The ampersand (&) is a good example. Technically, it is a ligature formed by the letters et: “and,” in French. One could argue that W is also a ligature, I suppose: double-U, which is not unfamiliar to Latin. Even the eszett (ß) in German is a ligature of long-S and z.
If I had to make an educated guess, I’d pin this one on scribes and printers. (Usually I’d say the Babylonians but this time they had a good alibi.) I doubt that literacy was widely spread in the early days, and most scribes were located in only a few centers, bound by a common religion, and they would be likely to copy a common style that they all used. The later printers probably created a simplified typography to match what the scribes were doing by hand, locally — after all, certain ligatures would arise more frequently in some languages than in others.
But why didn’t the scribes see fit to add diacriticals to their work in England?

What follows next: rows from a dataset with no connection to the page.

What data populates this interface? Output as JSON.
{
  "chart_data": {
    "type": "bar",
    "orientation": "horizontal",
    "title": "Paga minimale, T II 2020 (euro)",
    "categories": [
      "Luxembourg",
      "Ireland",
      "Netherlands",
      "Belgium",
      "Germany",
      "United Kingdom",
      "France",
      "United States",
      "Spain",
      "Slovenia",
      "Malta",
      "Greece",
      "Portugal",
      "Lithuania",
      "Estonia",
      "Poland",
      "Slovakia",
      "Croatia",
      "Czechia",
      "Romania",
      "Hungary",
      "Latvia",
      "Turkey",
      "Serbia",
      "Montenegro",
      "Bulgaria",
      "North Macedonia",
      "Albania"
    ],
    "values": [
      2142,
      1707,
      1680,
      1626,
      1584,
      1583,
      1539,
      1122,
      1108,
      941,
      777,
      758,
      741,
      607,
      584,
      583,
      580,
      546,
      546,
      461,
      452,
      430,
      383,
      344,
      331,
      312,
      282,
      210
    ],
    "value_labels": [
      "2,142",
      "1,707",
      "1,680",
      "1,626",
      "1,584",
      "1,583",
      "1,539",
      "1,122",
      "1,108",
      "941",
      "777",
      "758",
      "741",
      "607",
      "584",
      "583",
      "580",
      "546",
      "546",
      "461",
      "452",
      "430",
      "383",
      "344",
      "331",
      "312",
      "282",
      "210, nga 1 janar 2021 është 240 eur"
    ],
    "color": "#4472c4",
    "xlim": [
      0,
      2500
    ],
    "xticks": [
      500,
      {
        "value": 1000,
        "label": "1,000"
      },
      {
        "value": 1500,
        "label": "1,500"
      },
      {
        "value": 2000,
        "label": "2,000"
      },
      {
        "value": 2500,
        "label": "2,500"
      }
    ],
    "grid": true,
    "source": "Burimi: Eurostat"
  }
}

English has Germanic roots, and the Germans didn’t use many diacritics either; England was also invaded multiple times by the Romans, the Jutes, by the Norse, and the Normans (themselves an offshoot Viking colony). Beowulf doesn’t appear to have many diacritics and that was Old English. Perhaps English had too many outside influences for any one set of diacriticals to stick?
Wikipedia’s page on Old English suggests
There also don’t appear to be diacritics on the first page of Canterbury Tales by Chaucer, c. 1400 or so. The Great Domesday Book, a record made by William the Conqueror of all the towns and livestock, clearly seems to have diacritics in it (but I’ll be damned if I can tell you what language it’s written in). Ol’ Billy was Norman French, so that might help us rule out the Normans as an influence on typography.
So what could be the cause? Heck if I know. Given that Alfred the Great was an educated King, who made translations of his own from Latin, who compiled a Doom Book of his own (codifying laws, mostly), and who made a pilgrimage to Rome in his youth… I dunno. It could’ve been Latin influence. Or maybe the Babylonians.